90 yaşındaki Selman Yeşildağ ise, dağ keçisi vurmanın katil olmaktan daha zor olduğunu dile getirerek, "Herkes diyordu ki dağ keçisi Anafatma’nın keçisidir. Şimdi kimsede din iman kalmamış bir taraftan vuruyorlar. Kapındaki kediyi vurduğun zaman günah değil mi?" diye konuştu.

Almanya’da işçi olarak çalışan Haydar Kayacı, "Kim bunlara silah doğrultmuşsa ya gözü çıkmış, kolu kopmuş, mutlaka bir şeyler olmuştur. Mutlaka belasını bulmuştur. Önceleri bu hayvanlara kimse silah doğrultmazdı. Ancak son günlerde Kutudere tarafında gençlerin keçi vurduklarını duydum" şeklinde konuştu.
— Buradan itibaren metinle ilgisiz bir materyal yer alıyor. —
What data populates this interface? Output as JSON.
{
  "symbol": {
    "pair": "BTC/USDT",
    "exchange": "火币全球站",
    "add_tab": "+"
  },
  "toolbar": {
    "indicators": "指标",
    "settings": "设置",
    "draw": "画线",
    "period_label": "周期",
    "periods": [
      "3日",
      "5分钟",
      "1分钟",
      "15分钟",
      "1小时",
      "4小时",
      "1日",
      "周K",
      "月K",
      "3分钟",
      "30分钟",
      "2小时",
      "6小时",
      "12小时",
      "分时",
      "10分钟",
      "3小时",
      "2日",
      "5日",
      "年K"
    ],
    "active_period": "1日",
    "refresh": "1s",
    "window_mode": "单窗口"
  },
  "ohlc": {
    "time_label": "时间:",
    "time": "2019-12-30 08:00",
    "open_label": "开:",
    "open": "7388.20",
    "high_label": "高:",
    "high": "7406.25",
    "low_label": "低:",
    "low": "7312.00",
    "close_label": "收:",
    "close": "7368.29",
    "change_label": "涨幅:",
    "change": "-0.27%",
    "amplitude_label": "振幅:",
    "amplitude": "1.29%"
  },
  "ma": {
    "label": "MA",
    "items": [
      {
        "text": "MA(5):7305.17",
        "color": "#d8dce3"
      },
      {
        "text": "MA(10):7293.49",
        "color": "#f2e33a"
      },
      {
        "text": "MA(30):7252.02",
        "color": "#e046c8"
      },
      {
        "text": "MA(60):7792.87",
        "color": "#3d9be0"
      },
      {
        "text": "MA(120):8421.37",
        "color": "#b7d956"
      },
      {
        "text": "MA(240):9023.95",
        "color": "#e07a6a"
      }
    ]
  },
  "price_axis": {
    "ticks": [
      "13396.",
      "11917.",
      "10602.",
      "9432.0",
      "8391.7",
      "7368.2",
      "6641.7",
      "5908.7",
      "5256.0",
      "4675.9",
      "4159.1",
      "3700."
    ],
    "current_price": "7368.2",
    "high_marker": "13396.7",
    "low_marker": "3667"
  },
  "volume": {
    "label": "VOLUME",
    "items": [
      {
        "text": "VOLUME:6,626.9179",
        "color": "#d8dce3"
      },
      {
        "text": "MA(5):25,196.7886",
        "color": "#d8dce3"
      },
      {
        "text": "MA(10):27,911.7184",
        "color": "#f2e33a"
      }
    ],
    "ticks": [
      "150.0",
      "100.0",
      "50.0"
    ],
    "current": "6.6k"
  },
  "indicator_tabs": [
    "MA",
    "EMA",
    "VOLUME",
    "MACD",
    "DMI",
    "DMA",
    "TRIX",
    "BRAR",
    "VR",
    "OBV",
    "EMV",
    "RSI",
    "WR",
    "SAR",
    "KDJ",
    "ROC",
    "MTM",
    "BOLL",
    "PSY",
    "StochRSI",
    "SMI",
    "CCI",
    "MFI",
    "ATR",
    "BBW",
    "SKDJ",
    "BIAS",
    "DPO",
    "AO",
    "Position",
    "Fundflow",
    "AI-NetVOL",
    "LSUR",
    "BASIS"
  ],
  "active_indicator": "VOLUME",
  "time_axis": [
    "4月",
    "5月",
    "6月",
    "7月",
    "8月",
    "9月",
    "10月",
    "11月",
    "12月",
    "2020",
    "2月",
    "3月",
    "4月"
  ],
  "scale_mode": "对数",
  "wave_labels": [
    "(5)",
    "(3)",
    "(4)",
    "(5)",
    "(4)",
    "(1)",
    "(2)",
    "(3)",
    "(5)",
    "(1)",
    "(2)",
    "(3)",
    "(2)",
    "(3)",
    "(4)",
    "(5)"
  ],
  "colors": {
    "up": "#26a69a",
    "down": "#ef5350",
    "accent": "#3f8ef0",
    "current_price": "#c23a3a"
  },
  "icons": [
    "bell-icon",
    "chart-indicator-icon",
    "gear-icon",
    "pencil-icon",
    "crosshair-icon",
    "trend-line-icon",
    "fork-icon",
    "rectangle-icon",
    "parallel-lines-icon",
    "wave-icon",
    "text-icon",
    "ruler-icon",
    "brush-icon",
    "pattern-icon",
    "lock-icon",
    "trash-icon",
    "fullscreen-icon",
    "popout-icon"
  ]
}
Av. İnan Yılmaz ise İl Av Komisyonu’nun avı yasaklama kararı alıp Ankara’ya gönderdiğini duyduğunu ve bundan memnuniyet duyduğunu ifade ederek, "İnançlarımıza göre dağ keçilerini vurmak, Düzgünbaba'nın kutsal hayvanı saydığımız için günahtır. Yine Munzur suyu ve içindeki alabalık kutsaldır. Bu nedenle avlanma yasağını destekliyoruz" ifadelerini kullandı.

Av Cihan Yılmaz da valiliğin kararını desteklediğini dile getirerek, "Son yıllarda bilinçsiz avlanma nedeniyle yaban hayatının yok olması söz konusuydu. Dolayısıyla bu karar hem inanç yönünden, Dersim Alevi'dir. Bu coğrafyada bazı hayvanlar kutsaldır. Mesela dağ geyikleri Hızır’ın geyikleri olarak adlandırılır. Bu kutsal coğrafyada, kutsal hayvanların korunmasına dair Dersim Valiliği’nin almış olduğu karar yerindedir. Halkın taleplerini karşılamıştır. Kararın Türkiye’nin diğer illerine örnek olmasını diliyorum. Dersim Barosu olarak bu tür girişimleri destekliyoruz. Kararı alanlara teşekkür ediyoruz" dedi.

Tunceli halkı tarafından dağ keçileri Düzgünbaba’nın, Anafatma’nın keçileri olarak kabul edilir. Keçileri avlayan insanların mutlaka bir kazaya, belaya rast geldiklerine inanılır.